WWMT - wwmt.com - Search Results

The following is an archived video story. The text content of that video story is available below for reference. The original video has been deleted and is no longer available.

As local hospitals brace for cutbacks, health insurance sign-ups continue

KALAMAZOO, Mich. (NEWSCHANNEL 3) - News broke Wednesday that Borgess Medical Center is laying off some staff, announcing those cuts to employees Thursday.

Bronson says it will not be making any staff cuts, but is making several changes.

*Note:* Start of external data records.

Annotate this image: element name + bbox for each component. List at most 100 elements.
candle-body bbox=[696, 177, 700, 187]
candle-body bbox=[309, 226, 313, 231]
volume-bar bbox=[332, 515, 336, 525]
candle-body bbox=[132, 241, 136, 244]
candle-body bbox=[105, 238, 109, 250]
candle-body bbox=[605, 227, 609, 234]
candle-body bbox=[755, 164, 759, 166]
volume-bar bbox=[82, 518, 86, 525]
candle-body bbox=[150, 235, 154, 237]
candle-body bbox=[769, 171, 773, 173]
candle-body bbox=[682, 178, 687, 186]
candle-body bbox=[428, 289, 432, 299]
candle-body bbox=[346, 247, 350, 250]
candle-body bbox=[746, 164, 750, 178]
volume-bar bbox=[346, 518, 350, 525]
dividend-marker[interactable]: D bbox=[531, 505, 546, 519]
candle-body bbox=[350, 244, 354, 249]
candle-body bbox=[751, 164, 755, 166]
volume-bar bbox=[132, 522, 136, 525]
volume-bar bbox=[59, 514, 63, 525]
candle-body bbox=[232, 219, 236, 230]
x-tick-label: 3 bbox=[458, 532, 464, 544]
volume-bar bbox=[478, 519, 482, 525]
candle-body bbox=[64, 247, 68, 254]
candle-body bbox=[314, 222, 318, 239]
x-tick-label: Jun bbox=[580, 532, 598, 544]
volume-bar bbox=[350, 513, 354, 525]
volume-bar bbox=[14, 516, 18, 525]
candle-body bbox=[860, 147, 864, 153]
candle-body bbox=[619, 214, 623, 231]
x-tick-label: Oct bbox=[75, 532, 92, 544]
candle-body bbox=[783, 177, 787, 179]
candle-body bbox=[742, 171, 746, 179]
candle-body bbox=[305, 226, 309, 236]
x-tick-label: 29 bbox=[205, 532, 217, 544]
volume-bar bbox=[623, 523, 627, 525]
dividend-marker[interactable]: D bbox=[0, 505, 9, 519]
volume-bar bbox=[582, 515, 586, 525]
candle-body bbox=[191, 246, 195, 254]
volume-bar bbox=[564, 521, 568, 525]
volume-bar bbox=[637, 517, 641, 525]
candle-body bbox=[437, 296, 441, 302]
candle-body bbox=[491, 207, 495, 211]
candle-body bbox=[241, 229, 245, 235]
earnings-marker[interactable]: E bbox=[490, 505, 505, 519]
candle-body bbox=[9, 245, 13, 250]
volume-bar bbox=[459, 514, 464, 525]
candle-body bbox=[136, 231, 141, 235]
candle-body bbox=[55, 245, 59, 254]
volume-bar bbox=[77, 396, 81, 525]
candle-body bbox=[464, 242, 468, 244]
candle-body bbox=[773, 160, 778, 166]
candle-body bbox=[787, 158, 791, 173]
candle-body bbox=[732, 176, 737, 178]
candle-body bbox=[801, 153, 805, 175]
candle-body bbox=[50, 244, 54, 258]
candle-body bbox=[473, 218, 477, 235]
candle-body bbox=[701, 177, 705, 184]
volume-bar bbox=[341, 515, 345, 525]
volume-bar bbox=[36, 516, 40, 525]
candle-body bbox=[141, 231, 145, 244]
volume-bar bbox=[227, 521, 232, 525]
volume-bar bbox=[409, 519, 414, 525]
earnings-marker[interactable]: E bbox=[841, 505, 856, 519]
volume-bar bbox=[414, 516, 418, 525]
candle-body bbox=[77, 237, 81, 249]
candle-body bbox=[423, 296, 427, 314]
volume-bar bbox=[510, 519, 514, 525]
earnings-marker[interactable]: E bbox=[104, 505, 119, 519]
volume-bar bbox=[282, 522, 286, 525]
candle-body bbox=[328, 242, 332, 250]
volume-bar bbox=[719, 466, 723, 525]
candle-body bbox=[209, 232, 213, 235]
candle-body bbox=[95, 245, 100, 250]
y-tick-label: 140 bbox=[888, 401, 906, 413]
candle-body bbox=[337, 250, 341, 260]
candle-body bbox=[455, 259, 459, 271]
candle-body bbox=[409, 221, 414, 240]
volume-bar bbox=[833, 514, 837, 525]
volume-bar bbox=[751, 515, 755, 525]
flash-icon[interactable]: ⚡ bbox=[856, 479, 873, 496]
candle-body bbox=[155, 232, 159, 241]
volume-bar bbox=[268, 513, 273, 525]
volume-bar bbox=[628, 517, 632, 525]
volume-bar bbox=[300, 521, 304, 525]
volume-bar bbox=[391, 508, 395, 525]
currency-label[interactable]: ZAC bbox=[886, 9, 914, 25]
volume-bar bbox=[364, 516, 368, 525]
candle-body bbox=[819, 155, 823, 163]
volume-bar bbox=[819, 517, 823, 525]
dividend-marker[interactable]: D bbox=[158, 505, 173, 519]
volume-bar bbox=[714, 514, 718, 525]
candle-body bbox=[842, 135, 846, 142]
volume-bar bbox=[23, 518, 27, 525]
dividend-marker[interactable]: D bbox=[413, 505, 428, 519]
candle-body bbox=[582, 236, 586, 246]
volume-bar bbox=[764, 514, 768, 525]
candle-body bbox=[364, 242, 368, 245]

Kalamazoo's two major hospitals are blaming the government sequester and the Affordable Care Act for the reductions.

The new federal health care law is forcing Borgess Medical Center and Bronson Hospital to re-evaluate the way they do business.

We all know the health care industry nationwide is going through changes.

On Thursday, dozens of people signed up for the Affordable Care Act at different locations throughout the country.

It's a time of uncertainty for many as they try to adjust.

Residents throughout Kalamazoo County are signing up for health insurance under the new law Thursday night at Mount Zion Baptist Church in Kalamazoo.

"They're trying to check out plans and pricing, they're also asking questions about Medicaid," said Josh Jacobs, with Kalamazoo County Health and Human Services.

Both Bronson and Borgess say the new federal health care law will not affect services, but according to a statement from Borgess, "the impact of Medicaid payment reductions related to the implementation of the Affordable Care Act necessitates Borgess to reduce our total associate workforce."

Sources tell Newschannel 3 that some workers were notified Thursday--clerks, nurses, and security among others.

We're told they're non-union jobs and some departments could lose as many as seven employees.

Their last day could be December 31.

The health care industry is changing, and Jacobs tells Newschannel 3 that he understands his agency could be taking on a bigger role.

"We anticipate seeing more individuals for services through the health department for sure, as more people get enrolled in Medicaid and trying to get connected to health insurance," he said.

As for Bronson, Newschannel 3 obtained a message sent to workers in November by the CEO, warning the health care industry is going through considerable changes, stating that the sequester is reducing payments to the hospital by $900,000 per month.

According to the message, Bronson is only filling essential open positions, reducing expenses for food, travel, and supplies, and not giving raises in 2014--and that goes for executives, leaders, and workers.

"I think there's still a lot of uncertainty, so there may be some, it's going to impact organizations differently," Jacobs said.

Borgess says Medicaid reductions will cost them about $140 million over the next 10 years.

No one from either hospital was available to talk to Newschannel 3 Thursday evening.